ABD için doksanlı yıllarda ana tehdit Irak ve Saddam Hüseyin'di. Oysa Türkiye için Irak ciddi bir tehdit teşkil etmiyordu. Ulusal güvenlik açısından Ankara'nın gözünde bir numaralı tehdit PKK olmuştu. ABD, Birinci Körfez Savaşı'ndan sonra Saddam'ı zayıflatmak ve Kuzey Irak'ta Kürtleri korumak için Çekiç Güç gibi bir yapılanma içine gidince durum daha da çetrefil hale geldi.
Türkiye ve ABD ortak tehdit konusunda anlaşamıyor oldukları gibi, işin daha kötüsü artık Türk kamuoyunun gözünde Washington "Kürtlerin koruyucusu" konumuna gelmişti. Böylece ABD'nin kendisi ve bölgedeki planları Türkiye tarafından tehdit olarak algılanmaya başlandı. Durum böyle olunca PKK'nin ve Kürt milliyetçiliğinin gücü arttıkça Türkiye'de Amerikan aleyhtarlığı aynı oranda artmaya başladı.
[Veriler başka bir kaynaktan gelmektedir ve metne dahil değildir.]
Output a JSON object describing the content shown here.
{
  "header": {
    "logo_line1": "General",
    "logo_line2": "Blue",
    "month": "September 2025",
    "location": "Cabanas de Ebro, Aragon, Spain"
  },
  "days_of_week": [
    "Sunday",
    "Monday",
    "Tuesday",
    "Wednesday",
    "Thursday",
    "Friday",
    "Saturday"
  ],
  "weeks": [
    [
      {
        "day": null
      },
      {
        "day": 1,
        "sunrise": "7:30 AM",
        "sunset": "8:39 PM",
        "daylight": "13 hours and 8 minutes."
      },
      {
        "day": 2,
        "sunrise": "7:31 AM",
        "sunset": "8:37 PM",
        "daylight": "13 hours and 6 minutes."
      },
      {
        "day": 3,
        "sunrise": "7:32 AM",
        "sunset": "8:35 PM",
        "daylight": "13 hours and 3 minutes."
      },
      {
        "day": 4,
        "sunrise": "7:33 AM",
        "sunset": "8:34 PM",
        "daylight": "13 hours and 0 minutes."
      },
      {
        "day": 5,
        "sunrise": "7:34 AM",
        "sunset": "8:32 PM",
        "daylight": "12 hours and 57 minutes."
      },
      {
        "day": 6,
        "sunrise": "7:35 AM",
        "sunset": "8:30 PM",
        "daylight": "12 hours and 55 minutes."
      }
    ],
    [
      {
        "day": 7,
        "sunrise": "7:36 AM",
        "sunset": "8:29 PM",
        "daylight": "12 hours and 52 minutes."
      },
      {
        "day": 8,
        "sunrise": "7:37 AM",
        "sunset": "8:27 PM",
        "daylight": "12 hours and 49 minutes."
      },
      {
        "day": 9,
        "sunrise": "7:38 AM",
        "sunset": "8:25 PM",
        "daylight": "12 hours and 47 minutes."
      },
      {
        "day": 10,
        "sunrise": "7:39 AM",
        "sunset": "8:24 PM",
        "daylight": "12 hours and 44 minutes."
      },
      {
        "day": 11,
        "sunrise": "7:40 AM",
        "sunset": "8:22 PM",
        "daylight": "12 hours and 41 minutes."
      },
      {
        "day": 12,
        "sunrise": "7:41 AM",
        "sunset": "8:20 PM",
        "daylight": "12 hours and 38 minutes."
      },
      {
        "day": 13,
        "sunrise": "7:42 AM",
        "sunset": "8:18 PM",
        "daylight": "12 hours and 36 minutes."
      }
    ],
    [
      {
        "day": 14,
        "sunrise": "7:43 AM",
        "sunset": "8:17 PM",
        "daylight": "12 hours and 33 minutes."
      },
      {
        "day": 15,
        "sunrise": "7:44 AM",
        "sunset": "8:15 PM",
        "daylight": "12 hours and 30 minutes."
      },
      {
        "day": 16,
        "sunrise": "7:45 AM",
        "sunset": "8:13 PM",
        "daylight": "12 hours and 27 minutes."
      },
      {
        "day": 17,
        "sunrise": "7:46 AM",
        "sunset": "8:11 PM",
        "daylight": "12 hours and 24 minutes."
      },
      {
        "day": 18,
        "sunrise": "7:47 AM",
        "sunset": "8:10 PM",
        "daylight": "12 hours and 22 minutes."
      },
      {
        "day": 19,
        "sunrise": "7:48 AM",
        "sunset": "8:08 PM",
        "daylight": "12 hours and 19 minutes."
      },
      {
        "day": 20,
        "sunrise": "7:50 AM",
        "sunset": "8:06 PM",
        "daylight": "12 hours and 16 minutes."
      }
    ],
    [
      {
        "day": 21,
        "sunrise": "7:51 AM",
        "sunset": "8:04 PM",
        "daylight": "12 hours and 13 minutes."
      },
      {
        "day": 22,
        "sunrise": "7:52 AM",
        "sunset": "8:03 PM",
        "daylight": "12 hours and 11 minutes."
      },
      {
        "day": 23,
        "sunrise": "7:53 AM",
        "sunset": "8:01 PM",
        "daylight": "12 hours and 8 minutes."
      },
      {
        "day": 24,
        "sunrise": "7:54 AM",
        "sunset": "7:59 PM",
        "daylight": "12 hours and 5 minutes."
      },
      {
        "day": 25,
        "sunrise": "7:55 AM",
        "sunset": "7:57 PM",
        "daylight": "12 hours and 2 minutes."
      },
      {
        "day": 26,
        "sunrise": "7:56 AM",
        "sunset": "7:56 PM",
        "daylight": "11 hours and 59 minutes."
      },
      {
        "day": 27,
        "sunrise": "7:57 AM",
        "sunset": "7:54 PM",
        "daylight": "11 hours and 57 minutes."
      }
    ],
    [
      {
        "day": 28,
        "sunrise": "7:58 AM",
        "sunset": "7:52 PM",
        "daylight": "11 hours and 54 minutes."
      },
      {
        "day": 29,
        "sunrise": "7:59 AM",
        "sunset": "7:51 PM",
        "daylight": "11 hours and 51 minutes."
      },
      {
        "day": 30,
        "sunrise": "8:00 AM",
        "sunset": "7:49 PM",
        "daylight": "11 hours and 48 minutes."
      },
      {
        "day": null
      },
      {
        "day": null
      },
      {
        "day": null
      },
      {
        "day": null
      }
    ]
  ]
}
11 Eylül 2001'den sonra ABD için radikal İslamcı terör bir numaralı tehdit haline geldi. Bu aslında ortak tehdit algılaması açısından bir fırsat yarattı. Ama gene de Ankara ve Washington arasında ortak bir terörizm tanımı ve tehdit algılaması gelişmedi. Zira Türkiye'nin gözündeki tehdit etnik temel üzerine oturan bir terör hareketiydi. PKK sonuçta etnik Kürt milliyetçiliği üzerine kurulu bir hareket. Oysa El Kaide etnik temeli olmayan "ideolojik" bir terör hareketiydi ve Türkiye'yi Batı'yı tehdit ettiği kadar tehdit etmiyordu. Başka türlü ifade etmek gerekirse "PKK ve El Kaide" Türk- Amerikan ilişkilerinde "Sovyetler Birliği ve komünizm" derecesinde bir "ortak tehdit ve ortak strateji" kavramı yaratmadı. 11 Eylül sonrasında, öfkeden gözü dönmüş bir ABD Irak'ı işgal etmeye karar verince Türk-Amerikan ilişkileri iyice bozulmaya başladı. Türkiye'nin karşı çıkması ve 1 Mart tezkeresi ABD için bir şok oldu. "Bush giderse işler düzelir" diyenler şimdi de Obama yönetimi ile İran sorunu yaşamaya başladılar. 1 Mart tezkeresi Bush yönetimi için nasıl bir şok olduysa, Türkiye'nin İran'a ekonomik yaptırımlar konusundaki tavrı da Obama yönetimi için şok oldu. Ankara'nın BM Güvenlik Konseyi'nde "hayır" oyu vermesi -hem de Çin ve Rusya gibi ülkeler ABD ile beraber hareket ederken- Washington için ciddi hayal kırıklığı oldu.
İşin temelinde halen bir türlü gelişmeyen "ortak tehdit" algılaması eksikliği yatıyor. Nasıl ki Irak ve Saddam Hüseyin 1990'lı yıllarda Türkiye için ciddi bir tehdit teşkil etmediyse, bugün de İran Ankara'nın gözünde ciddi bir ulusal güvenlik endişesi yaratmıyor. Son yaşanan "Füze Kalkanı" tartışması da aynı dinamikleri içeriyor. Ankara, füze kalkanının İran'a karşı olmasını istemiyor. NATO belgelerinde İran'dan söz edilmesine de karşı. Ankara'ya göre füze kalkanının misyonu, "kolektif savunma anlayışı" çerçevesinde ve ülke ismi verilmeden genel olarak tanımlanması gerekiyor. Henüz ortak düşman konusunda bile anlaşamayan Ankara ve Washington, ilerde iş "ortak bir savunma stratejisi" uygulamaya geldiğinde daha da ciddi sorunlar yaşayacak. Soğuk Savaş sonrası işte böyle muğlâk bir dönem.